Confusion, et faux argument, qui est celui de l’illégitimité de Bergoglio (ce dernier désormais toujours moins défendable) non pour cause de vice de consentement (position correcte) ou d’hérésie (position des ‘sédévacantistes’) mais pour cause de l’invalidité de la démission de Benoît XVI, qui aurait donc été, jusqu’à sa mort, le Pape légitime. Il est inutile d’entrer dans les polémiques sur munus et officium ou sur les constitutions apostoliques de Jean-Paul II, si nous pensons au fait que l’un et l’autre (Wojtyla et Ratzinger) ont été de convaincus partisans des erreurs de Vatican II incompatibles avec le Magistère de l’Église : œcuménisme, dialogue interreligieux, liberté religieuse, collégialité, réforme liturgique et ainsi de suite, c’est pourquoi ils ne pouvaient se démettre que de l’aspect matériel (l’élection) de la Papauté, mais certainement pas de l’aspect formel qu’ils ne possédaient pas pour les motifs précités. La si décriée pachamama de Bergoglio n’est pas le pire des rites vaudous loués par Wojtyla, qui, avec Ratzinger, n’a jamais hésité à prier dans des temples païens, dans les synagogues ou dans les mosquées. Enfin, dans une telle confusion des idées quelqu’un qui, comme le professeur Viglione, écrit de savants livres pour expliquer que même lui ne sait si Bergoglio est ou non le Vicaire du Christ, mais qui n’assiste tout de même qu’exclusivement aux messes en communion avec lui (nous n’en doutions pas), n’aide certainement pas à savoir que faire. Il est vrai que savoir de ne pas savoir est le commencement de la sagesse, mais dans ce cas le silence serait peut-être plus opportun.

Dans une telle confusion des idées – c’est justement le cas de le dire – les pauvres fidèles s’orientent difficilement. Nous les confions à Notre-Dame du Bon Conseil. Notre revue, qui se renouvelle également dans ses collaborateurs et qui ne court pas derrière les dernières nouvelles (j’ai voulu le faire uniquement de manière sommaire et un peu superficielle – je l’admets – dans ces lignes) s’efforce de donner aux lecteurs des pistes de réflexion éclairée, aux côtés d’autres initiatives, comme les congrès que nous organisons.
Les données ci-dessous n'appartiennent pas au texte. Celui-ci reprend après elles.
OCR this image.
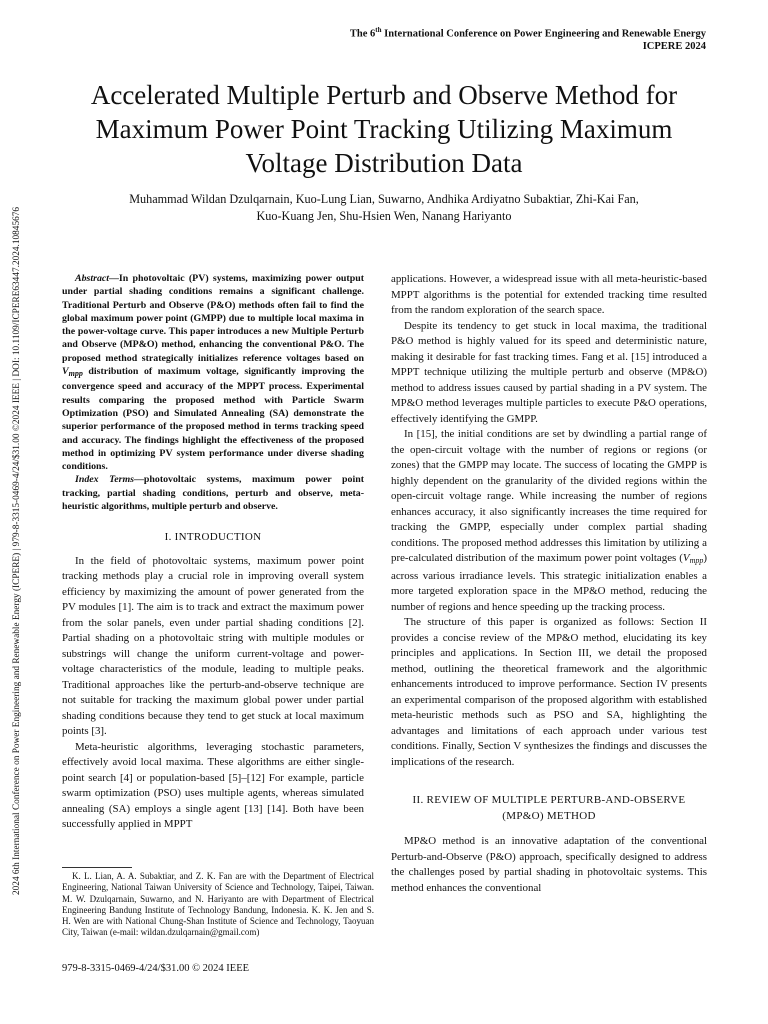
2024 6th International Conference on Power Engineering and Renewable Energy (ICPERE) | 979-8-3315-0469-4/24/$31.00 ©2024 IEEE | DOI: 10.1109/ICPERE63447.2024.10845676
The 6th International Conference on Power Engineering and Renewable Energy
ICPERE 2024
Accelerated Multiple Perturb and Observe Method for Maximum Power Point Tracking Utilizing Maximum Voltage Distribution Data
Muhammad Wildan Dzulqarnain, Kuo-Lung Lian, Suwarno, Andhika Ardiyatno Subaktiar, Zhi-Kai Fan,
Kuo-Kuang Jen, Shu-Hsien Wen, Nanang Hariyanto

Abstract—In photovoltaic (PV) systems, maximizing power output under partial shading conditions remains a significant challenge. Traditional Perturb and Observe (P&O) methods often fail to find the global maximum power point (GMPP) due to multiple local maxima in the power-voltage curve. This paper introduces a new Multiple Perturb and Observe (MP&O) method, enhancing the conventional P&O. The proposed method strategically initializes reference voltages based on $V_{mpp}$ distribution of maximum voltage, significantly improving the convergence speed and accuracy of the MPPT process. Experimental results comparing the proposed method with Particle Swarm Optimization (PSO) and Simulated Annealing (SA) demonstrate the superior performance of the proposed method in terms tracking speed and accuracy. The findings highlight the effectiveness of the proposed method in optimizing PV system performance under diverse shading conditions.

Index Terms—photovoltaic systems, maximum power point tracking, partial shading conditions, perturb and observe, meta-heuristic algorithms, multiple perturb and observe.

I. INTRODUCTION

In the field of photovoltaic systems, maximum power point tracking methods play a crucial role in improving overall system efficiency by maximizing the amount of power generated from the PV modules [1]. The aim is to track and extract the maximum power from the solar panels, even under partial shading conditions [2]. Partial shading on a photovoltaic string with multiple modules or substrings will change the uniform current-voltage and power-voltage characteristics of the module, leading to multiple peaks. Traditional approaches like the perturb-and-observe technique are not suitable for tracking the maximum global power under partial shading conditions because they tend to get stuck at local maximum points [3].

Meta-heuristic algorithms, leveraging stochastic parameters, effectively avoid local maxima. These algorithms are either single-point search [4] or population-based [5]–[12] For example, particle swarm optimization (PSO) uses multiple agents, whereas simulated annealing (SA) employs a single agent [13] [14]. Both have been successfully applied in MPPT

K. L. Lian, A. A. Subaktiar, and Z. K. Fan are with the Department of Electrical Engineering, National Taiwan University of Science and Technology, Taipei, Taiwan. M. W. Dzulqarnain, Suwarno, and N. Hariyanto are with Department of Electrical Engineering Bandung Institute of Technology Bandung, Indonesia. K. K. Jen and S. H. Wen are with National Chung-Shan Institute of Science and Technology, Taoyuan City, Taiwan (e-mail: wildan.dzulqarnain@gmail.com)
979-8-3315-0469-4/24/$31.00 © 2024 IEEE

applications. However, a widespread issue with all meta-heuristic-based MPPT algorithms is the potential for extended tracking time resulted from the random exploration of the search space.

Despite its tendency to get stuck in local maxima, the traditional P&O method is highly valued for its speed and deterministic nature, making it desirable for fast tracking times. Fang et al. [15] introduced a MPPT technique utilizing the multiple perturb and observe (MP&O) method to address issues caused by partial shading in a PV system. The MP&O method leverages multiple particles to execute P&O operations, effectively identifying the GMPP.

In [15], the initial conditions are set by dwindling a partial range of the open-circuit voltage with the number of regions or regions (or zones) that the GMPP may locate. The success of locating the GMPP is highly dependent on the granularity of the divided regions within the open-circuit voltage range. While increasing the number of regions enhances accuracy, it also significantly increases the time required for tracking the GMPP, especially under complex partial shading conditions. The proposed method addresses this limitation by utilizing a pre-calculated distribution of the maximum power point voltages $(V_{mpp})$ across various irradiance levels. This strategic initialization enables a more targeted exploration space in the MP&O method, reducing the number of regions and hence speeding up the tracking process.

The structure of this paper is organized as follows: Section II provides a concise review of the MP&O method, elucidating its key principles and applications. In Section III, we detail the proposed method, outlining the theoretical framework and the algorithmic enhancements introduced to improve performance. Section IV presents an experimental comparison of the proposed algorithm with established meta-heuristic methods such as PSO and SA, highlighting the advantages and limitations of each approach under various test conditions. Finally, Section V synthesizes the findings and discusses the implications of the research.

II. REVIEW OF MULTIPLE PERTURB-AND-OBSERVE
(MP&O) METHOD

MP&O method is an innovative adaptation of the conventional Perturb-and-Observe (P&O) approach, specifically designed to address the challenges posed by partial shading in photovoltaic systems. This method enhances the conventional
Après le numéro spécial sur Mgr Benigni (et l’histoire de l’Église dans la première moitié du XXe siècle, qui a préparé notre époque) nous revenons à un format classique ; un nouveau jeune collaborateur reprend l’ancienne rubrique L’Osservatore Romano tandis que d’autres articles, indépendants de l’actualité et de la polémique, se veulent être seulement de formation comme ceux sur l’apôtre saint Paul et sur les Théatins. Enfin, la classique rubrique Vie de l’Institut, qui ne se trouvait pas dans le dernier numéro, sera particulièrement dense : c’est peut-être celle qui est lue en premier et qui l’est le plus. Quant à nous de la vieille garde, nous sommes près du cursum consummavi et nous devons regarder davantage à la Vie qui vient qu’aux vicissitudes de cette terre : que tous ceux qui nous ont précédés nous rappellent l’Éternité qui nous attend ; que le Seigneur nous accorde la persévérance et une sainte mort dans la grâce de Dieu.